Unemployment has risen to 7.2% and continues to get worse as there are few new jobs being created. We believe that unemployment will peak around 8.3%, as the economy will most likely continue its decline through the first half of 2009.
However a recovery will happen. Most economists expect positive growth to return in the 3rd or 4th quarter. The real question is what will the recovery look like and how long will it take before the employment picture improves?
The S&P ended down 21.94% for the quarter, but this really does not tell the story. Almost all of that damage was done by October 10, when the market first bottomed. We then went into a trading range where the market would rise and then fall to re-test that bottom. We did that three times before finally bottoming on November 20. From November 20 to year end the S&P 500 was up 20.48%. This is a silver lining in what was the worst year in the market since 1937. The market recovery is underway.The Lehman Brothers US Aggregate Bond index was up 4.57% as the credit crisis has begun to ease, and the Fed continued to lower interest rates, taking the Fed Funds target rate to nearly zero.
International markets did slightly better with the MSCI EAFE down 19.90%. Emerging markets remained distressed declining 27.56%.
The record volatility has made forecasting even more difficult than usual. There were more 5% move days between September 29 and December 31, 2008 than there had been in the last 53 years combined. To say that we are living through unique times would be a gross understatement. Having said that, we are paid to make this prediction so we will say the S&P 500 will end 2009 up 9%.
American stocks remain more attractive than they have been in 20 years. After several years of underperformance relative to the rest of the world we believe the US is once again the place to be invested. We are currently neutral on growth vs. value. We have small caps at a neutral weighting as well.
International stocks have come down quite a bit, but we remain cautious. The global economy is heading towards recession if it isn’t already in one. The rest of the world is following the US into this downturn, and we do not believe they will come out of it until the recovery at home is well underway.

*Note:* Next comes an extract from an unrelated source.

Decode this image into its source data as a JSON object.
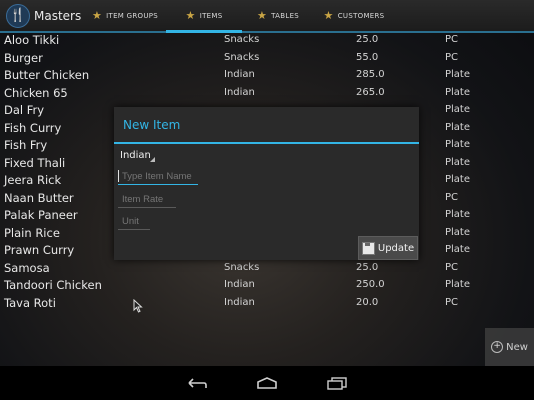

We still believe the opportunities in bonds are in the corporate and high yield bond market where differential between spreads and default rates remain historically high. We were a little early to overweight high yield but that is paying off now as the Merrill Lynch High Yield Master Index was up 7.59% in the month of December. That helped to produce solid outperformance for the month and we expect that to continue going forward.